132 F.2d 971 | 5th Cir. | 1943

HOLMES, Circuit Judge.

Appellant is the owner of certain bonds, issued by appellee in 1919, which provide that the principal and interest thereon shall be payable at the banking house of the National Park Bank in New York City. In 1927 there was a merger of said bank and the Chase National Bank in New York, under the National Banking Act, 12 U.S.C.A. § 33, and the merged institutions continued to operate as the Chase National Bank. Appellee used the National Park Bank as paying agent until the date of the merger, and for several years thereafter used the Chase National Bank. It then elected to use the First National Bank of Gainesville, Florida, and notified its bondholders to that effect.

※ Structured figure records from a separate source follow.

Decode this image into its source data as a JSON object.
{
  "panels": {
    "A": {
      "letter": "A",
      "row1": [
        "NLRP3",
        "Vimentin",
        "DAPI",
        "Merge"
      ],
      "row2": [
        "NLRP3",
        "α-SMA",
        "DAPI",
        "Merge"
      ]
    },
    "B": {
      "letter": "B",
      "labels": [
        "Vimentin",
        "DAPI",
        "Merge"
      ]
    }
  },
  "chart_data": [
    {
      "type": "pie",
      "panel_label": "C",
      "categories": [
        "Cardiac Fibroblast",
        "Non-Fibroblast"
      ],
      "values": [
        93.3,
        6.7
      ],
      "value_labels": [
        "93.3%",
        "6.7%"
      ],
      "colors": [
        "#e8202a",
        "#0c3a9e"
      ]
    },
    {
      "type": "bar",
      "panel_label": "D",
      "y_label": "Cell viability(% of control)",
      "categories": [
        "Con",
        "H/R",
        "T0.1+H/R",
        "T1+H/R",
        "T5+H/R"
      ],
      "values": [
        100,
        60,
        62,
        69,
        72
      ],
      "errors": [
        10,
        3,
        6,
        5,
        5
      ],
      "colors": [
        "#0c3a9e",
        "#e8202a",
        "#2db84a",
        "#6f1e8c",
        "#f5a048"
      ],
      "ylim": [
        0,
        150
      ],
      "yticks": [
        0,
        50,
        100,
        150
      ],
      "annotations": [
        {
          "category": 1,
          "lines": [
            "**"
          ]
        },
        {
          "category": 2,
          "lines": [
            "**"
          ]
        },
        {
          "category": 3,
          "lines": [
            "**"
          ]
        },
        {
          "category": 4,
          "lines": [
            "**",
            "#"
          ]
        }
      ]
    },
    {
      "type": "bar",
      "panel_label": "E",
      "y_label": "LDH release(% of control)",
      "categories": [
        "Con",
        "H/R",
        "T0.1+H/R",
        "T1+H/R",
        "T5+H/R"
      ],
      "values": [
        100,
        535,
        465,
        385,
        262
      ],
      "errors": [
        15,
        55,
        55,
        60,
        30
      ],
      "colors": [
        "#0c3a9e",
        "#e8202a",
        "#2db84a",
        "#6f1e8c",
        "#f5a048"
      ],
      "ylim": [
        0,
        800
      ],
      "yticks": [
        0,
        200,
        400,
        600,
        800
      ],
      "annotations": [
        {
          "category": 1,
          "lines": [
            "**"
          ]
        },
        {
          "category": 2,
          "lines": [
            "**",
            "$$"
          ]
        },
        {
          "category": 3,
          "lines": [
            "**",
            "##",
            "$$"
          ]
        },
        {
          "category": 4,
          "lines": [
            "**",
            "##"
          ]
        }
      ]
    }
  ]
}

On January 1 and July 1, 1940, the maturity dates of interest coupons attached to said bonds, appellee had no funds at the Chase National Bank to pay the obligations; it had ample funds for that purpose at the First National Bank of Gaines-ville; but appellant declined to present his *972coupons there for payment, and filed this suit to recover the amount of the coupons with interest from their respective due dates, and to require appellee to levy a special tax to satisfy the money judgment. Appellee, by answer, admitted liability for the principal of the coupons, and paid the amount thereof into court, but it denied liability for any interest thereon. The issue thus raised, whether appellant has an enforceable right to demand payment of his bonds and coupons at the Chase National Bank in New York, was decided by the court below adversely to appellant.

The agreement as to time and place of payment of the bonds was a material part of the contract. Time is of the essence of any contract providing for the payment of interest, and a material change in the place of payment may involve not only forbearance from use of the money until the due date but also forbearance thereafter until collection may be effected, with the additional burden of collection charges not in contemplation of the parties when the contract was made. The provision for payment at the National Park Bank was binding upon and enforceable against both parties.1 We must therefore determine whether the merger of said banks rendered impossible the performance of the agreement to pay at said banking house in New York City, and, if so, whether the obligor then had the right to select the place of payment that it did.

The statute under which the merger was effected provides that the corporate existence of each of the constituent banks participating in the consolidation shall be merged into and continued in the consolidated national banking association; that the consolidated association shall be deemed to be the same corporation as each of the constituent institutions; and that all rights, franchises, interests, and every species of property of each constituent bank is vested in the merged institution, to be held, enjoyed, and exercised in the same manner and to the same extent as held, enjoyed, and exercised in the hands of the constituent institution prior to consolidation.2 The consolidation under review, consummated pursuant to this statute, did "not discontinue the existence of the National Park Bank or destroy its identity; its existence was continued and its identity preserved in the consolidated institution, namely, the Chase National Bank in New York.3 Payments under the bonds could be, and for several years were, made through the consolidated institution, and neither party had the right to require payment or acceptance at any other place.

For the reasons stated, appellant was entitled to the relief sought, and his motion for a summary judgment should have been sustained. The judgment appealed from is reversed, and the cause remanded to the district court for further proceedings not inconsistent with this opinion.

Reversed and remanded.

Cf. Raymond v. Tyson, 17 How. 53, 15 L.Ed. 47; Meyer v. City of Muscatine, 68 U.S. 384, 1 Wall. 384, 17 L.Ed. 564; Mayor and Aldermen v. Lombard, 51 Miss. 111; Skinker v. Butler County, 112 Mo. 332, 20 S.W. 613; Kalman v. Treasure County, 84 Mont. 285, 275 P. 743; Daniels on Negotiable Instruments, See. 105; 40 Am.Jur., Sections 19, 20.

12 U.S.C.A. §§ 34, 34a.

Cannon v. Dixon, 4 Cir., 115 F.2d 913; 1 Zollman, Banks & Banking, § 286.